25.5.09

SILÊNCIO

Um cachorro rompeu o silêncio da rua. De qualquer forma, não era daqueles silêncios nobres, de pessoas que não fazem barulho. Era o silêncio sujo que os bairros boêmios tem após o amanhecer. Apenas um dos bares em funcionamento, àquele horário. O sol alto já denunciava advogados e contadores em seus escritórios. Mas nós não usávamos paletó. Copo a copo, desvendávamos os segredos da humanidade, como se fossemos talvez aquele cachorro que rompeu o silêncio da rua. Nunca humanos. Preferíriamos para sempre aquela vida de não ter horários,mas paixões. Essa vida de choro e riso alternando-se incansavelmente. Sequer conhecendo o significado da palavra inércia. Seríamos eternamente livres, como prometemos naquela manhã de agosto - o frio do sul conferindo uma tonalidade rósea, quase inocente, a nossos rostos. Hoje, nostálgico lembrar aquela manhã, há pouco mais, ou pouco menos talvez, de cinco anos. Meu despertador toca antes da hora em que outrora eu dormia. E nós sabemos em silêncio, como o silêncio das ruas boêmias ao amanhecer, como o silêncio rompido daquela manhã fria de agosto, que não há mais tempo para abraçarmos a vida.

18.5.09

MOSCAS

A casa guardava ainda o frio do inverno. Contrariando a temperatura, insetos displicentes haviam tomado a casa. Não qualquer inseto, mas ruidosas moscas a vasculhar o ambiente com olhos cubistas. Apaixonadas por natureza morta, eram enganadas pela multiplicidade de olhos que lhes mentiam em Picasso qualquer pincelada que vissem.
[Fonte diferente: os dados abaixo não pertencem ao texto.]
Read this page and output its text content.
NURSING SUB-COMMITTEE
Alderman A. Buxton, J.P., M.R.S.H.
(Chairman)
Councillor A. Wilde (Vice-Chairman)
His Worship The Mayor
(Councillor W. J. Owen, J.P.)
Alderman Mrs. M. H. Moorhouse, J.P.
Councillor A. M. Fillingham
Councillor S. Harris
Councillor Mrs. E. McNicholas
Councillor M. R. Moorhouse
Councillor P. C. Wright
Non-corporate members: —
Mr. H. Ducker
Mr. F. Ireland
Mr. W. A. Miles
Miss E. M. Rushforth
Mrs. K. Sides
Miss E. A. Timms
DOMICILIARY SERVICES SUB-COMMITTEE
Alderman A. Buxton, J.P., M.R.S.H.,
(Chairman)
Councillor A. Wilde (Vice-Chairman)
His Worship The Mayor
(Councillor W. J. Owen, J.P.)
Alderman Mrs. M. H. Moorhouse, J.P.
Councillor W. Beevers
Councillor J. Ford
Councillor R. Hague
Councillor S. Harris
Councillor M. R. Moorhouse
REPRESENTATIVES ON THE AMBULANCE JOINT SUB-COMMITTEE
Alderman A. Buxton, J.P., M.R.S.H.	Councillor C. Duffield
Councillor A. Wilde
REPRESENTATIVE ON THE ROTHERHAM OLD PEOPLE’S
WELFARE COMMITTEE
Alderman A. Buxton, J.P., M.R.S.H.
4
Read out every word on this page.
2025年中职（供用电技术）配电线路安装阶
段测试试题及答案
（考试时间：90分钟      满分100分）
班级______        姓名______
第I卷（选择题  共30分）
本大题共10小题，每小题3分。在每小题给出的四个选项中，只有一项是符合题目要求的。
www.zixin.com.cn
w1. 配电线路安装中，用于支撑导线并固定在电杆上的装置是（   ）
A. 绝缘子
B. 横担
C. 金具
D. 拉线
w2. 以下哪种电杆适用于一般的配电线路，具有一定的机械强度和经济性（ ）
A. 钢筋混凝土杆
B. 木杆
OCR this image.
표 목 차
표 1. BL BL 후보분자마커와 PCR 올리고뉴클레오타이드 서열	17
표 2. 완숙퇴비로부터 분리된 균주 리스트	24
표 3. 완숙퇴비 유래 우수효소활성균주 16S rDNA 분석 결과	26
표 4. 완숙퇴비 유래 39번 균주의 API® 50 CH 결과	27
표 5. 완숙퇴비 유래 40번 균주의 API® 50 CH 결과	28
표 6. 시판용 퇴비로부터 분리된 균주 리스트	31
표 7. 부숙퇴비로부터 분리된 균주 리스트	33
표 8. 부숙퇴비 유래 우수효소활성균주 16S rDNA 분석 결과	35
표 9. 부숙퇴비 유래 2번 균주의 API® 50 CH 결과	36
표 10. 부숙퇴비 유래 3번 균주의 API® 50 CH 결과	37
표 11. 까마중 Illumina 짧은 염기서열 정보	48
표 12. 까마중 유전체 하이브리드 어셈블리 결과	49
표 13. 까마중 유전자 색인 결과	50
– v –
Quando vivo, o sonho do pintor era fazer platéia mais que fortuna. Jamais obteve qualquer dos dois objetivos. As paisagens frias agradavam sequer a mãe, que há meses não o procurava.

Foi que ontem, justo ontem, resolveu procurá-lo. Apenas o mosquedo velando o corpo do artista que, segundo uma das moscas presentes no local, tão bem as entendia.